Supply Chain by the Numbers: Week of June 26 , 2009
 

-June 26, 2009

   
 

This Week's Supply Chain by the Numbers - Procurement Spending, Trucking Jobs, VF Corporation, Bertin

   
 

The Supply Chain and Logistics Numbers Worth Knowing This Week: Siemens Embraces Centralized Spend, Truck Drivers Out of Work, Denim Collaboration, World Bank Beefs Up Deforestation Consequences

   
 
 
 

60%

The increase in total procurement spending that industrial giant Siemens will now manage on a centralized basis, as the company hopes to counter rough seas for its top line with aggressive cost cutting. It is planning to move from 29% centralized spend currently to 47% by the end of 2010, reducing the prices it pays from suppliers in the process.

 
 



 

121,000

The estimated number of jobs lost in the trucking industry; the vast majority of them truck drivers in the first five months of 2009. That represents an amazing 8.7% of the total US jobs lost in 2009, and presages potential driver shortages again when the economy recovers.

 
 
100%

The amount of the denim fabric output that blue jeans giant VF Corp. takes from a re-opened textile plant in Liberty, SC, in an unusual relationship in which VF closely collaborates with the privately owned mill, as most other US denim textile makers have closed this decade.
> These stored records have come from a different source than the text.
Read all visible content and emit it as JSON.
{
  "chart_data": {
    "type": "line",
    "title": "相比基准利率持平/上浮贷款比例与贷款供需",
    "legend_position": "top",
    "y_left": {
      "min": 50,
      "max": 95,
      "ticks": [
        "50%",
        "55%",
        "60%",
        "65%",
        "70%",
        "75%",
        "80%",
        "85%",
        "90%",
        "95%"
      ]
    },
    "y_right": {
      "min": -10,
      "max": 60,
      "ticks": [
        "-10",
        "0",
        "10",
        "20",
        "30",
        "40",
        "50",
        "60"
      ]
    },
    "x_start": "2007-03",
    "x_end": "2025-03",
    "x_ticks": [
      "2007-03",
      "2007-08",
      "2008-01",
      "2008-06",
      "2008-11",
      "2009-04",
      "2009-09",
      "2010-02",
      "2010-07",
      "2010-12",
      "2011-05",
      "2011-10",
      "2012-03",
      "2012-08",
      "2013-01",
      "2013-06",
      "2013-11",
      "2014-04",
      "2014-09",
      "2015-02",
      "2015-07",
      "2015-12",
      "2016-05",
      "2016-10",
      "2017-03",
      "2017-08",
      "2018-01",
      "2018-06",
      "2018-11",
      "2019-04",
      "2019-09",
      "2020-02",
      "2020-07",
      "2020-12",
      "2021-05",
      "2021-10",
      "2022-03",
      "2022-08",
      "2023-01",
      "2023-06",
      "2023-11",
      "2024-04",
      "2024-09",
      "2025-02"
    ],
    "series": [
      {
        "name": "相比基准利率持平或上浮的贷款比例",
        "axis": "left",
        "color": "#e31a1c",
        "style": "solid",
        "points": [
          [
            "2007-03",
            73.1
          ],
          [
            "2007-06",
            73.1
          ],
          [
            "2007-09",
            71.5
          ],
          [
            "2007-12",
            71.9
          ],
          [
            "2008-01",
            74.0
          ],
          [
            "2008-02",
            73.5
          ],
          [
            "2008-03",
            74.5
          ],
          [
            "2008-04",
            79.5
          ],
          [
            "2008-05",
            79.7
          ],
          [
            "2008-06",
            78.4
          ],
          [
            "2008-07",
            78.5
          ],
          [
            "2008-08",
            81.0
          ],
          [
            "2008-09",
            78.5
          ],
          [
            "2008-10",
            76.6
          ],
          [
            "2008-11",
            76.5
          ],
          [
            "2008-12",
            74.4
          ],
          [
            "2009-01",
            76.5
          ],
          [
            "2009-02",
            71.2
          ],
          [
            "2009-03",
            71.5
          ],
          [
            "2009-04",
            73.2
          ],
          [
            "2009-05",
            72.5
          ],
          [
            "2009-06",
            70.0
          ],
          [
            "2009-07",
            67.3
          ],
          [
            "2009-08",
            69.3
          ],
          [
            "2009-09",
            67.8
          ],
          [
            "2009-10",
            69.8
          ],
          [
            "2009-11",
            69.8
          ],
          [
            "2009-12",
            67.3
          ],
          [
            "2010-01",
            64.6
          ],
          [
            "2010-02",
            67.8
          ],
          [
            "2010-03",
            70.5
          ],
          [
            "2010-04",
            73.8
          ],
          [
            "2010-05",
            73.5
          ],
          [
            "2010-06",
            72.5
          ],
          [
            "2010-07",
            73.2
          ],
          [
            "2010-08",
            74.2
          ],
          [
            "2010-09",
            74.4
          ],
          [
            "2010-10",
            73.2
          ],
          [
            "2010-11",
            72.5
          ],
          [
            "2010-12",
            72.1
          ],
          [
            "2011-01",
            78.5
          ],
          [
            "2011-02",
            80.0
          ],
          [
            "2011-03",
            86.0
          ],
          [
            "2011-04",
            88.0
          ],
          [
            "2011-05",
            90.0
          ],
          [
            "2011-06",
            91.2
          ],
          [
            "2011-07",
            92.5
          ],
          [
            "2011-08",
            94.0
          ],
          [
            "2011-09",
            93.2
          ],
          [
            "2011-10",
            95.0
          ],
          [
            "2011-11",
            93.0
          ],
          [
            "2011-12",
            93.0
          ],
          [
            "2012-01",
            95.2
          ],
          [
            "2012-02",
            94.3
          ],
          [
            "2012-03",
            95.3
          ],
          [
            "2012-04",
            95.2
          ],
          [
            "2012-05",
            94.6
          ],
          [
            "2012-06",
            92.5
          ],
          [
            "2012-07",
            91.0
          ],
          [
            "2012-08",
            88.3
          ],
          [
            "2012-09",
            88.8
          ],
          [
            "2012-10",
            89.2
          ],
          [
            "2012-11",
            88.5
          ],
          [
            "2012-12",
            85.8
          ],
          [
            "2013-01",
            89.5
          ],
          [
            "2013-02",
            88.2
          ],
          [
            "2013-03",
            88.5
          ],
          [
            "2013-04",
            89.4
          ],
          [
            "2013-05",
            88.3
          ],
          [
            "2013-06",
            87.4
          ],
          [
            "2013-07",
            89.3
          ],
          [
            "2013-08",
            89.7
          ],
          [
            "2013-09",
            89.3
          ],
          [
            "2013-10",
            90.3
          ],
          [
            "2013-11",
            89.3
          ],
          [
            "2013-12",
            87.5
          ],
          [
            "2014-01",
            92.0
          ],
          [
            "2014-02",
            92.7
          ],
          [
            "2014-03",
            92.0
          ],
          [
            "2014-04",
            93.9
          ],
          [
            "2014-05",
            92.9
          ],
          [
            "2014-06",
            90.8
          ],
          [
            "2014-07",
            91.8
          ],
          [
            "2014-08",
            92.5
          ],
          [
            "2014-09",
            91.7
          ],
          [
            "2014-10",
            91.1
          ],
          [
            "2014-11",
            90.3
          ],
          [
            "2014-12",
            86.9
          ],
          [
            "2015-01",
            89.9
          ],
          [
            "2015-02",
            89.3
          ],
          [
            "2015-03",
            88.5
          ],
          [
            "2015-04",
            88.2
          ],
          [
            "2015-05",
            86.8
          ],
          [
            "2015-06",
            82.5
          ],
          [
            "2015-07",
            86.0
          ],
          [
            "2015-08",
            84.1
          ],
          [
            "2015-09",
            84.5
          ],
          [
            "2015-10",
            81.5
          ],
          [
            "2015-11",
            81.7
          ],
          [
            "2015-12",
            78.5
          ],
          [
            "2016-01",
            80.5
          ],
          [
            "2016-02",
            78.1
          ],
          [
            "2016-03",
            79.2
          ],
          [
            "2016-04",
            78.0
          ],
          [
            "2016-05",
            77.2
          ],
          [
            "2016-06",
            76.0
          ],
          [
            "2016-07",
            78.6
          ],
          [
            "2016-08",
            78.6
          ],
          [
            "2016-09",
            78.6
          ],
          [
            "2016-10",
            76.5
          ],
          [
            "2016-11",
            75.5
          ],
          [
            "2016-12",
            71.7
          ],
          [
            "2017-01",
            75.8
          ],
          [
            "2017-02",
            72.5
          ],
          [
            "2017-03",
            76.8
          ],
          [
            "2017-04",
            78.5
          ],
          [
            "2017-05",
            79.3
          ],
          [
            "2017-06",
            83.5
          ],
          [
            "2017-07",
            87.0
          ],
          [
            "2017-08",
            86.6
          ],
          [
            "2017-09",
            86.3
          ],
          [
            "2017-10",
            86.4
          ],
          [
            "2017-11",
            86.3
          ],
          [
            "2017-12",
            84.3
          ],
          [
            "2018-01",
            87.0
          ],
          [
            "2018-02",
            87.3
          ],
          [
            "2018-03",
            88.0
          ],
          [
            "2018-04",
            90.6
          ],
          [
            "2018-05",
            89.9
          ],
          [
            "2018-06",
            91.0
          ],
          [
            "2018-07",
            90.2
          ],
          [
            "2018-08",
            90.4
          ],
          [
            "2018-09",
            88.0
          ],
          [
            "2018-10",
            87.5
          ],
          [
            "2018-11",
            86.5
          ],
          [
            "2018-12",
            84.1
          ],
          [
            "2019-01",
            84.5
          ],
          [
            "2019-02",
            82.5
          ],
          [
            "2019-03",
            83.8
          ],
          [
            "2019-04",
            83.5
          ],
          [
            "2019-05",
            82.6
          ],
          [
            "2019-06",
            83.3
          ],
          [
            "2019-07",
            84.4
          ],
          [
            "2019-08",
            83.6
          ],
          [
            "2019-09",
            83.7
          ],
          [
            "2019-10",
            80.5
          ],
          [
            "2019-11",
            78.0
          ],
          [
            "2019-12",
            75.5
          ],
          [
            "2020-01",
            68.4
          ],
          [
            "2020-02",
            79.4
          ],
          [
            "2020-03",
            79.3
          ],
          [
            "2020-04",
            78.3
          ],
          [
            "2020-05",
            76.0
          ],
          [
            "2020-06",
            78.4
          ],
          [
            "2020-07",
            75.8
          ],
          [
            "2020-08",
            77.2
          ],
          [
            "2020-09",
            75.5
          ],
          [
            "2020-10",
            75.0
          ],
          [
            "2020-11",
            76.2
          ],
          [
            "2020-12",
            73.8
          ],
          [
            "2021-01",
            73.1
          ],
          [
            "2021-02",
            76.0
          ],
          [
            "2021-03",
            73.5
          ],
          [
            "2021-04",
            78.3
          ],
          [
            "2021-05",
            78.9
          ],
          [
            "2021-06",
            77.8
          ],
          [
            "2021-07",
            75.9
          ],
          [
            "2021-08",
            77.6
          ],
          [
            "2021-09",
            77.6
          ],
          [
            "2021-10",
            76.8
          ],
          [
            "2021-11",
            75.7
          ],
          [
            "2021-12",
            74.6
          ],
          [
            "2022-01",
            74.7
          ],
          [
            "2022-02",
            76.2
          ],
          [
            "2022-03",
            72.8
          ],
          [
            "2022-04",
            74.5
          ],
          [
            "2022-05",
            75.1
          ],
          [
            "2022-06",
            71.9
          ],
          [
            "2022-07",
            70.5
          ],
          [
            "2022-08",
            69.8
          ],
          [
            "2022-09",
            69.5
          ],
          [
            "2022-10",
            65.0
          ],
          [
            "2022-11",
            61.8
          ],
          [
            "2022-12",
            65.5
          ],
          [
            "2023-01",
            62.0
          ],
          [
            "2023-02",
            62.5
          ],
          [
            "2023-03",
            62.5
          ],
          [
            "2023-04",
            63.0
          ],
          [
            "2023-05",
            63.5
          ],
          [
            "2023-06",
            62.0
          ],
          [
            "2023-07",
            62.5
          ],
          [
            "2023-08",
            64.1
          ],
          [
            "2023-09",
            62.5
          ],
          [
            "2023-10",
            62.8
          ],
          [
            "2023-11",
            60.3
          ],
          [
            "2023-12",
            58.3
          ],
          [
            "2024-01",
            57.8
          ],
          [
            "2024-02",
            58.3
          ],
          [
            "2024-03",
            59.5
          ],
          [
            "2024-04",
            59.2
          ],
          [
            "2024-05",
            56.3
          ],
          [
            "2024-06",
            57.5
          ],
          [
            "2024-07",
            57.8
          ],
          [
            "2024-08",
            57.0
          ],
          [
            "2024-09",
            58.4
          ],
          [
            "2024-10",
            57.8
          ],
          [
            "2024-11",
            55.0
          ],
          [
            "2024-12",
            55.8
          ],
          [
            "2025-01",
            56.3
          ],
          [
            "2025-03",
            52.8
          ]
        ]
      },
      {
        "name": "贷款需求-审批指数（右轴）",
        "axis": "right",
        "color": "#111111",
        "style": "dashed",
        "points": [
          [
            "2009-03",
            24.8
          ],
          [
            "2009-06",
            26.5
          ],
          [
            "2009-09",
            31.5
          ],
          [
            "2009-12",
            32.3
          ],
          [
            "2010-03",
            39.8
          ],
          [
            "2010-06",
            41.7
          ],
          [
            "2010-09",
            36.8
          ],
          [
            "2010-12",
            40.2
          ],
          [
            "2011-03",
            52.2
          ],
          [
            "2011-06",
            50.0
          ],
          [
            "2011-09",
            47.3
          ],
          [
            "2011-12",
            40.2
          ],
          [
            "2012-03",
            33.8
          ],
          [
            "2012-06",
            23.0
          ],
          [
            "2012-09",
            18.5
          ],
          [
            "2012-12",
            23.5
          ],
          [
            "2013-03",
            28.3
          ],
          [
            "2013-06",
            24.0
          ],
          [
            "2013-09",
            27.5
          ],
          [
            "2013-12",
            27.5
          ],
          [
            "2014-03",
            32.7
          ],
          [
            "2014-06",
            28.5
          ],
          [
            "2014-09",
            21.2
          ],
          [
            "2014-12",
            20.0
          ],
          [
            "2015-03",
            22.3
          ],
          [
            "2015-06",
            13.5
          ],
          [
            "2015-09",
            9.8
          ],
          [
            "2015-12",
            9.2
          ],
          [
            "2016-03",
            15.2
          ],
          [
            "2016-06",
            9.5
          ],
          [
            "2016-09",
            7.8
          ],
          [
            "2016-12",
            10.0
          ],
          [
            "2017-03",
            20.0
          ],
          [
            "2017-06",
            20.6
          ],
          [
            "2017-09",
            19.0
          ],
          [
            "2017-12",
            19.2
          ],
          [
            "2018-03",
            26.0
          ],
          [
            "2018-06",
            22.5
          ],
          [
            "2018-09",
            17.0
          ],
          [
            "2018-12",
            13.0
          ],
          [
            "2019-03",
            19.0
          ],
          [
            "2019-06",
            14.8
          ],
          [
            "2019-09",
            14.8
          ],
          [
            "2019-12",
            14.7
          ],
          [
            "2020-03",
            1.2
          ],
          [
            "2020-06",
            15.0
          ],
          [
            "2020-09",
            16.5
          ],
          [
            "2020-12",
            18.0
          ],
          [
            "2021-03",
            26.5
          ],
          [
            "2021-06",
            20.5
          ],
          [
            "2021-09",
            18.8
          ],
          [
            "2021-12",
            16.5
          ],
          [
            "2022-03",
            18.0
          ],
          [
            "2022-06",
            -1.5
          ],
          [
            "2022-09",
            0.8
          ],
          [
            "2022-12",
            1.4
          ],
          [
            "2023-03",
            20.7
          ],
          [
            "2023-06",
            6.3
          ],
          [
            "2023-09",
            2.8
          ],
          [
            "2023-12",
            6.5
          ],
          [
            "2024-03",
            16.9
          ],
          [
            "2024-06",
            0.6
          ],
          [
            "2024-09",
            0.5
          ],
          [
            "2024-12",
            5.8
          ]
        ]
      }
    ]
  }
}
By using the mill and a few other US sources, VF avoids high duties when it imports finished product back from offshore producers.

 
 
 
 
$30 million

The remaining line of credit that was just canceled by the World Bank for Brazilian meat producer Bertin, which is among the companies cited in recent investigations regarding illegal deforestation in the Brazilian rain forests. A Greenpeace report says Bertin and other companies supply beef to several well known Western companies such as Tesco, in yet another complex sustainable supply chain scenario.